What should I have done to get the chip to match the piece?
The best fix hands-down for something like this is to glue the chip back into place. Assuming the chip can be located of course.
It is important however to strive not to get glue onto the surface of the chip as you're glueing it back in, as it leads to the classic problem associated with glue-contaminated wood when it comes time to finish.
I was thinking of rubbing the chip's top surface briefly with mineral oil before the gluing, but I was worried that might weaken the bond.
You were right to be worried, any oil contamination of glueing surfaces severely compromises the bond.
Where using the original chip is not possible (the chip can't be found or it has been damaged so it won't neatly slot into place any longer) glueing in a piece of the same species would be next best, striving to get a good grain match to the wood in that location. Where the divot in the wood is an irregular shape it can be difficult to get a good edge on a patch so often it's advisable to create a patch with a regular shape (a diamond with the long dimension pointing along the grain is often recommended) and then chiselling out wood to match that. In this case you'd just use a triangle.

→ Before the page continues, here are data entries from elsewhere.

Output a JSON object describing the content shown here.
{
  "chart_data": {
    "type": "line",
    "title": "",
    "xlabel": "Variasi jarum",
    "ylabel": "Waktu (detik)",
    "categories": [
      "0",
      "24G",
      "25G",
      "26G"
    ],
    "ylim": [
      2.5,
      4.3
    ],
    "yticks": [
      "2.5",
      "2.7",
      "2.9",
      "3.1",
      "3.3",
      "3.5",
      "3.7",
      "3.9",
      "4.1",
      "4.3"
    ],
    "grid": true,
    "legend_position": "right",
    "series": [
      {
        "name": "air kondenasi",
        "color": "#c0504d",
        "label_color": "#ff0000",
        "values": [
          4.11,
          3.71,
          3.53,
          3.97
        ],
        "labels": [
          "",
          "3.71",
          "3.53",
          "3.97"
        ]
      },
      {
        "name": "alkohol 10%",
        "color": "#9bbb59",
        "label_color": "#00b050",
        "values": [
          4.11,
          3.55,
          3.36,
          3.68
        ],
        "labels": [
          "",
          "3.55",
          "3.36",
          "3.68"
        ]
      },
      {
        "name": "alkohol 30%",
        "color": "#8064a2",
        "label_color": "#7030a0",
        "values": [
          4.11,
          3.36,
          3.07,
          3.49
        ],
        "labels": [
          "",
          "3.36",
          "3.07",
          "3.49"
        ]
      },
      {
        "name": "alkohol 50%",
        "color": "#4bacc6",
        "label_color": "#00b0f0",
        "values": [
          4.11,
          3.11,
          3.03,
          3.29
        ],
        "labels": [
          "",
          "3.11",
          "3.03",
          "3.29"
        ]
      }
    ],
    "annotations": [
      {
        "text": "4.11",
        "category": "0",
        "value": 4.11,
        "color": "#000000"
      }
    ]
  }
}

If you must use a filler probably the best filler is one made from sanding dust and glue. Now this tip is very common and often in the next breath the person recommending it will say it gives a good colour match*, but generally it does not make a good colour match to the surrounding wood (almost invariably it's darker) and it doesn't stain or finish well (almost invariably ending up lighter). However this can work much better than it normally does: if hide glue is used.
*Some people recommending the wood dust + glue tick may be using hide glue and are just unaware that it makes such a big difference in the outcome, compared to using regular PVA-type wood glues, epoxy or superglue, so they don't know to specify that that is the adhesive they're using.